You know you're getting towards the end of the project when it's time to start putting your dev notes into documentation. In my case, the documentation for the Farmer Frog site has to cover a wide variety of topics for several different audiences. My initial thought was "hey, I'll just store this stuff in a docs folder and call it good". That lasted for about three days until I realized that most developers would like to have a way to search docs for information.

Sigh...

So since I have been building all of these rad web development skills (okay, stop laughing, I really am getting better at this), I decided to build a dedicated doc site so that I could have all of the docs in one place and provide a site-wide search. Having not developer that type of site, I immediately went on a bug hunt to look at what other people have done because I'm all about stand on the shoulders of giants when you can (I'm also all about amateurs plagiarize, professionals steal but that's a story for another day).

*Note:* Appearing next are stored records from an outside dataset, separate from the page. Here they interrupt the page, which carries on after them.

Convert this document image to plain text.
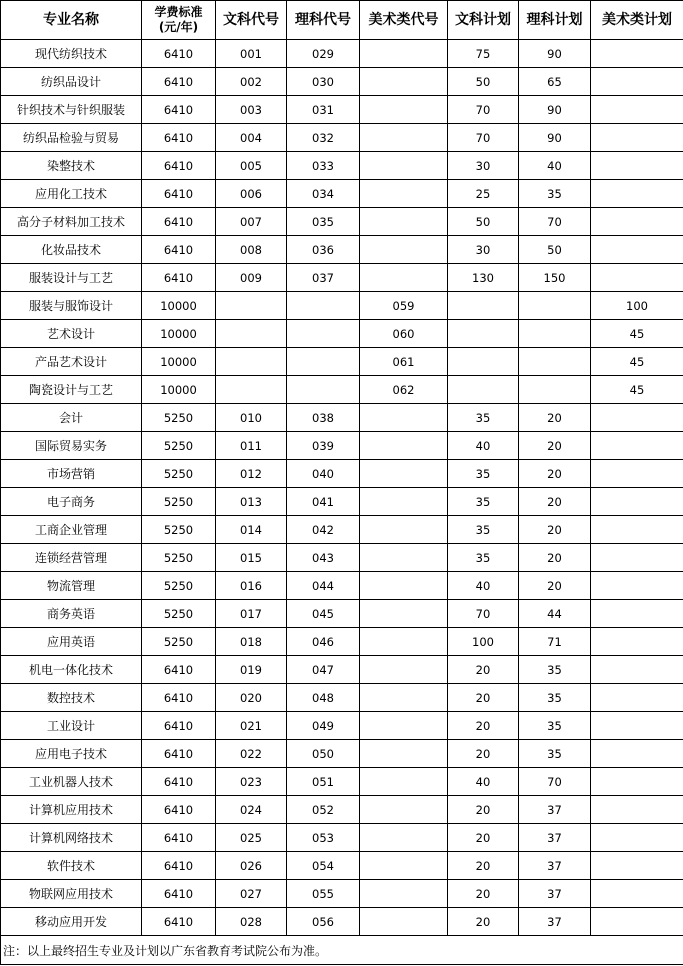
专业名称	学费标准
(元/年)	文科代号	理科代号	美术类代号	文科计划	理科计划	美术类计划
现代纺织技术	6410	001	029		75	90	
纺织品设计	6410	002	030		50	65	
针织技术与针织服装	6410	003	031		70	90	
纺织品检验与贸易	6410	004	032		70	90	
染整技术	6410	005	033		30	40	
应用化工技术	6410	006	034		25	35	
高分子材料加工技术	6410	007	035		50	70	
化妆品技术	6410	008	036		30	50	
服装设计与工艺	6410	009	037		130	150	
服装与服饰设计	10000			059			100
艺术设计	10000			060			45
产品艺术设计	10000			061			45
陶瓷设计与工艺	10000			062			45
会计	5250	010	038		35	20	
国际贸易实务	5250	011	039		40	20	
市场营销	5250	012	040		35	20	
电子商务	5250	013	041		35	20	
工商企业管理	5250	014	042		35	20	
连锁经营管理	5250	015	043		35	20	
物流管理	5250	016	044		40	20	
商务英语	5250	017	045		70	44	
应用英语	5250	018	046		100	71	
机电一体化技术	6410	019	047		20	35	
数控技术	6410	020	048		20	35	
工业设计	6410	021	049		20	35	
应用电子技术	6410	022	050		20	35	
工业机器人技术	6410	023	051		40	70	
计算机应用技术	6410	024	052		20	37	
计算机网络技术	6410	025	053		20	37	
软件技术	6410	026	054		20	37	
物联网应用技术	6410	027	055		20	37	
移动应用开发	6410	028	056		20	37	
注：以上最终招生专业及计划以广东省教育考试院公布为准。							
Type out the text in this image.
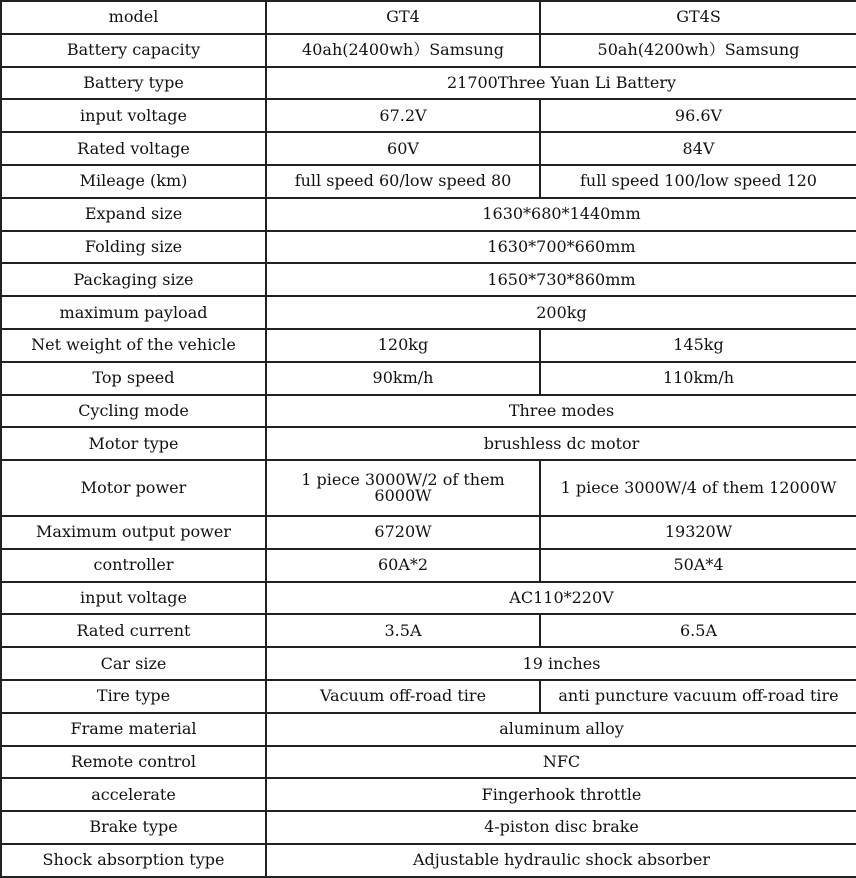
model	GT4	GT4S
Battery capacity	40ah(2400wh）Samsung	50ah(4200wh）Samsung
Battery type	21700Three Yuan Li Battery	
input voltage	67.2V	96.6V
Rated voltage	60V	84V
Mileage (km)	full speed 60/low speed 80	full speed 100/low speed 120
Expand size	1630*680*1440mm	
Folding size	1630*700*660mm	
Packaging size	1650*730*860mm	
maximum payload	200kg	
Net weight of the vehicle	120kg	145kg
Top speed	90km/h	110km/h
Cycling mode	Three modes	
Motor type	brushless dc motor	
Motor power	1 piece 3000W/2 of them 6000W	1 piece 3000W/4 of them 12000W
Maximum output power	6720W	19320W
controller	60A*2	50A*4
input voltage	AC110*220V	
Rated current	3.5A	6.5A
Car size	19 inches	
Tire type	Vacuum off-road tire	anti puncture vacuum off-road tire
Frame material	aluminum alloy	
Remote control	NFC	
accelerate	Fingerhook throttle	
Brake type	4-piston disc brake	
Shock absorption type	Adjustable hydraulic shock absorber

All that being said, I settled on a big button landing page based on the anticipated audience, a smaller button index page for the various groups of articles, and a two-pane layout for the articles. I took inspiration from the Farmer Frog web site with regards to color theming although I chose to go to a much simpler thematic style and voilá, I was ready to start building the site. To be honest, it was much more straightforward than I anticipated and gave me an opportunity to have another deep dive into Eleventy. The ease of adding new filters and collections is still an amazing thing so props to the Eleventy devs for making what might otherwise be a major pain into a relatively minor pain.

After I've delivered the project and have sign off, I'll abstract the docs site as a template and throw it into Github for public consumption.